この歌は、そんな我慢を重ねてきた心に向かって「いいんだよ、好きな色を手に取って描いていいんだよ」って言ってくれている。
下手でも、不器用でも、誰かに笑われても、自由に描いていいんだって。
これが涙腺を刺激するんです。
40代特有の微妙な心境
僕たち40代は「いつか正解が見つかる」と信じて生きてきた世代です。
バブル崩壊後の混乱期を過ごしながらも、どこかで「頑張れば報われる」という価値観を持ち続けてきました。
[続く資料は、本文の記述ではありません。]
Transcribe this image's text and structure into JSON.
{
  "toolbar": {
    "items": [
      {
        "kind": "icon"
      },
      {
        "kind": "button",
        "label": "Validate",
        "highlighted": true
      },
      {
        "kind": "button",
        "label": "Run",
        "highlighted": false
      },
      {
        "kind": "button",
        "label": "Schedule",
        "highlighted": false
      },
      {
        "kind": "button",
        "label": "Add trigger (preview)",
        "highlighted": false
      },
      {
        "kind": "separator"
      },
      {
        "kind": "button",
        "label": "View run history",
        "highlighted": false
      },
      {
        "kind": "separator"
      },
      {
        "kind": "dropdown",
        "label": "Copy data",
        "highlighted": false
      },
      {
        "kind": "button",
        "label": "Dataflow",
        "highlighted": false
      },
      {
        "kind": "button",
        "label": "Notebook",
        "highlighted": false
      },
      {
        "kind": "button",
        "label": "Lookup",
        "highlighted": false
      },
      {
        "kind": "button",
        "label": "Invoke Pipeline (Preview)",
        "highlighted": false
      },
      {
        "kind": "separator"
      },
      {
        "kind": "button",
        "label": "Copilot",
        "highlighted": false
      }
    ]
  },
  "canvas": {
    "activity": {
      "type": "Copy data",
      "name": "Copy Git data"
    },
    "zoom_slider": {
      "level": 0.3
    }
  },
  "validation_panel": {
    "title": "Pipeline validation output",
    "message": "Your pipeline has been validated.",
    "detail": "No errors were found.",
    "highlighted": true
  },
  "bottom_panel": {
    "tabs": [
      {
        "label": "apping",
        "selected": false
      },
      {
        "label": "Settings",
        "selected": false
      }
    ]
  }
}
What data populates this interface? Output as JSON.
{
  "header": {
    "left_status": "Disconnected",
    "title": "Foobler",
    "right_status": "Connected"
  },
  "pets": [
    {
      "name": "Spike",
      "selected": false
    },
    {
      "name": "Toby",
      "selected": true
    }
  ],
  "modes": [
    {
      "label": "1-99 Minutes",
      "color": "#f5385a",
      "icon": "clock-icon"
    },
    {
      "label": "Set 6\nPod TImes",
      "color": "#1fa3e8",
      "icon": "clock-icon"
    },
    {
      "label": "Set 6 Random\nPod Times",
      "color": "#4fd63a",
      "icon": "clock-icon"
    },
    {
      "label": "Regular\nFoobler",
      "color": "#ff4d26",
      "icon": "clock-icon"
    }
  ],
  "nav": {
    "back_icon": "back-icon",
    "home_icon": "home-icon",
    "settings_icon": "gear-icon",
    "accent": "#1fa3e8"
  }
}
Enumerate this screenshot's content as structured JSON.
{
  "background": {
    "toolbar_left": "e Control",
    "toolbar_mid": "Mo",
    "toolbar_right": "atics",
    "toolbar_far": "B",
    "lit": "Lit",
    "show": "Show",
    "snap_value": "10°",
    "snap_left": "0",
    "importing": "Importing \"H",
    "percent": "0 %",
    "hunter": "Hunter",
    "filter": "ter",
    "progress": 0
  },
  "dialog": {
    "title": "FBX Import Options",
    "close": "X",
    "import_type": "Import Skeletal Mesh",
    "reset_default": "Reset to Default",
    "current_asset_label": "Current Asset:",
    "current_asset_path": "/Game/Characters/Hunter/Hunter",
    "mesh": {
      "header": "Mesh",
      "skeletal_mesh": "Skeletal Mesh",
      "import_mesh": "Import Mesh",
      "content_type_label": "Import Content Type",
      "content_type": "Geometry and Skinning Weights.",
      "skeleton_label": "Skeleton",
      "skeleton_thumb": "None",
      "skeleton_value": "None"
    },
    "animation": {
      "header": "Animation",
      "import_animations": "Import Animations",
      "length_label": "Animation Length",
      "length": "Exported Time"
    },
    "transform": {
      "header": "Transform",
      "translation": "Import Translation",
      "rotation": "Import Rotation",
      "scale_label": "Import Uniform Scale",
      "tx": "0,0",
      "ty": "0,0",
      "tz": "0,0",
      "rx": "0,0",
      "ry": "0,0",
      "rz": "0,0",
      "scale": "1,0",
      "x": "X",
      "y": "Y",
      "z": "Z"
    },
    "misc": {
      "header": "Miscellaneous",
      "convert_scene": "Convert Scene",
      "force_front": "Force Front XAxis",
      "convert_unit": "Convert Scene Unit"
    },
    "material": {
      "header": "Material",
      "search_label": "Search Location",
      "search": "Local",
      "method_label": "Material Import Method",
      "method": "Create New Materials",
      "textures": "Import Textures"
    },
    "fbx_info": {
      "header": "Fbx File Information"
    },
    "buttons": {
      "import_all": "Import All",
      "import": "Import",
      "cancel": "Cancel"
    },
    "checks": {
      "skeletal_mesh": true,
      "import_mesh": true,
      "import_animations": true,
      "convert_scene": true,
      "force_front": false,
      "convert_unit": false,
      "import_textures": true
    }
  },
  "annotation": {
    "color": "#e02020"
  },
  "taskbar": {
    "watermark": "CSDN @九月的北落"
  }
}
その正解が見つからないまま40代になった時の、あの微妙な絶望感。
「まだ迷ってていいのかな」「周りはもう答えを見つけているのに」という焦り。
心はまだ不安定で カーテンのように揺れるけど 吹き抜ける風の 心地良さを感じる
この「まだ不安定で」という表現が、40代の心境にピタリとハマるんですよね。
「まだ」という言葉に込められた、ちょっとした後ろめたさと諦め。
でも同時に、その不安定さを受け入れる優しさ。
結論:なぜ54歳の桜井和寿だから歌えたのか
この楽曲が中年男性の涙腺を刺激する理由、それは桜井和寿さん自身が54歳だからに尽きると思います。
20代の桜井さんが歌った『終わりなき旅』は、希望に満ちた未来への讃美歌でした。
でも54歳の桜井さんが歌う『in the pocket』は、現在の不完全さを受け入れる現実讃美歌なんです。
アニメの主題歌として書かれた楽曲が、なぜか40代のおじさんたちの心を掴んでしまった。
これは偶然ではなく、54歳の桜井さんと40代の聞き手の人生経験が重なった必然だったのかもしれません。
今日からまた新しいあなたが始まる
この歌詞を聞いて泣く40代は、決して恥ずかしいことじゃないです。
むしろ、まだ心が生きている証拠なんだと思います。